SDLP’s last advantage lies in their cross community appeal…

Okay, I’m deliberately turning this one on its head, partly because the question raised in Ian Parsley’s post poses is more interesting that way. So for me, here’s the payload in Ian’s post:

The DUP has proven masterful at taking fairly narrow policy positions and giving them broad appeal; it seems to seek out certain chunks of the electorate and prioritise one particular set of policies to them. The UUP and SDLP, on the other hand, try to sell their policies broadly and thus get them picked off too easily by people opposed to them. That the DUP is now in a better position to attract Catholic votes than the UUP is a staggering example of the outcome of all of this; that the SDLP responds in such a way as to show it has no idea of its own position only perpetuates the situation.

The DUP is not about to attract tens of thousands of votes directly across from the SDLP. However, as it becomes less toxic it will continue to attract new votes from various places; most importantly of all, it will reduce the likelihood that other voters (of whatever communal background) will feel the particular need to come out and stop them – so the DUP will only need to keep the same number of votes overall to continue increasing its vote share.

That the SDLP doesn’t even recognise the challenge is symptomatic of its own ongoing demise.
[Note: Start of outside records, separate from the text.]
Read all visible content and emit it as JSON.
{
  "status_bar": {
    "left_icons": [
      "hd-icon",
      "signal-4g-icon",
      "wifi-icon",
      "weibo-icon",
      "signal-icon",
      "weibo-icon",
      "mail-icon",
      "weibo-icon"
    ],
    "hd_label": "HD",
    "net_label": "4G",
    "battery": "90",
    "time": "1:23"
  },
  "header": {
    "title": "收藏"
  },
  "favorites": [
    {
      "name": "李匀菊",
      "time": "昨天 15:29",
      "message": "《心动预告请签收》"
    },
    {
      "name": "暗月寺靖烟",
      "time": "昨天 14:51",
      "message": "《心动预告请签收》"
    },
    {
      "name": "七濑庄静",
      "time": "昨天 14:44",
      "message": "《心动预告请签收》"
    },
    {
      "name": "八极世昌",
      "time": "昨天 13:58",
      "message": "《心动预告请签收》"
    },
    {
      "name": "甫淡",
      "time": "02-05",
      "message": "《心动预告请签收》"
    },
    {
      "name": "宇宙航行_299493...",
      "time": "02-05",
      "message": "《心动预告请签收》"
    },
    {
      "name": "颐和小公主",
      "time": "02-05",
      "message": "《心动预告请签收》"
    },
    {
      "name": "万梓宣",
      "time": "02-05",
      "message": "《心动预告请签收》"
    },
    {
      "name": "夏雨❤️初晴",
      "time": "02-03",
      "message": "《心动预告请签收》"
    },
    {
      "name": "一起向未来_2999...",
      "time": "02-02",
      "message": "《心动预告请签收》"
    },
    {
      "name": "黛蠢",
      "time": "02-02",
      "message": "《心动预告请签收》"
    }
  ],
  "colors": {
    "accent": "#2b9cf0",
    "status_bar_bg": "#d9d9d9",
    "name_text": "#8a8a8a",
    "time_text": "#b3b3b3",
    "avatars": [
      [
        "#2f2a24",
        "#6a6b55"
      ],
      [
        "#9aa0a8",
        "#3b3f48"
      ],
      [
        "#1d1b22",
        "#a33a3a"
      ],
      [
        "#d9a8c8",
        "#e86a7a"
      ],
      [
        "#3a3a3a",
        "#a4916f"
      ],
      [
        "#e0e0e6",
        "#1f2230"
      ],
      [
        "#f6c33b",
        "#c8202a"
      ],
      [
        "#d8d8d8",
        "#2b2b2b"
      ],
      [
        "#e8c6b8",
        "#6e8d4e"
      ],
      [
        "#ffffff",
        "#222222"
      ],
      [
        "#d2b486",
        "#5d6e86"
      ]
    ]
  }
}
So here comes the old switcheroo. Ironically, as Mark Devenport notes, the SDLP is the by far the most successful of the constitution-based parties at attracting transfers from ‘the other side’ (13% as opposed to 2.2% for Sinn Fein or 2% each for the DUP and the UUP in the opposite direction). That could be seen (and is seen by some) as a weakness. In fact, were the SDLP not still in long term falling trend, it might be seen as more as a strength.

Given, as Devenport also notes, the DUP are building from rock bottom (and are joined by the UUP who’s rate has fallen from 7% per cent nationalist transfers in 2007) at 2%, political unionism is paradoxically behind in the game of penetrating wider nationalist sympathies. This is where I somewhat disagree with Ian’s case that the DUP might realistically take votes from the SDLP.

As well as being the highest recipient of cross community transfers (excepting for a moment the Alliance party ships them in big time from both ‘places’), SDLP voters are the most reluctant to ship their votes out. The people most likely to shift (broadly speaking that is) from nationalist to unionist preference, are those tens of thousands of middle class Catholics who have long since stopped voting for either of the two Nationalist parties.

Although I would caveat even that attenuated thought further by saying not voting is a bit like losing the habit of going to Mass on a Sunday, once you have lost the desire to register a preference in politics, it is not easy to take it up again. Some may resume by voting DUP at some point in the future, many more will simply be lost to the political game for good.

Finally, there is nothing inevitable about any of this. Except to say, that the SDLP can, like the UUP before them, throw away an innate cross community advantage (built up by the cross community polemic of Hume, Mallon etc) they can positively retain only if they heed Miyamoto Musashi’s sage advice that ‘in strategy it is important to see distant things as if they were close and to take a distanced view of close things.’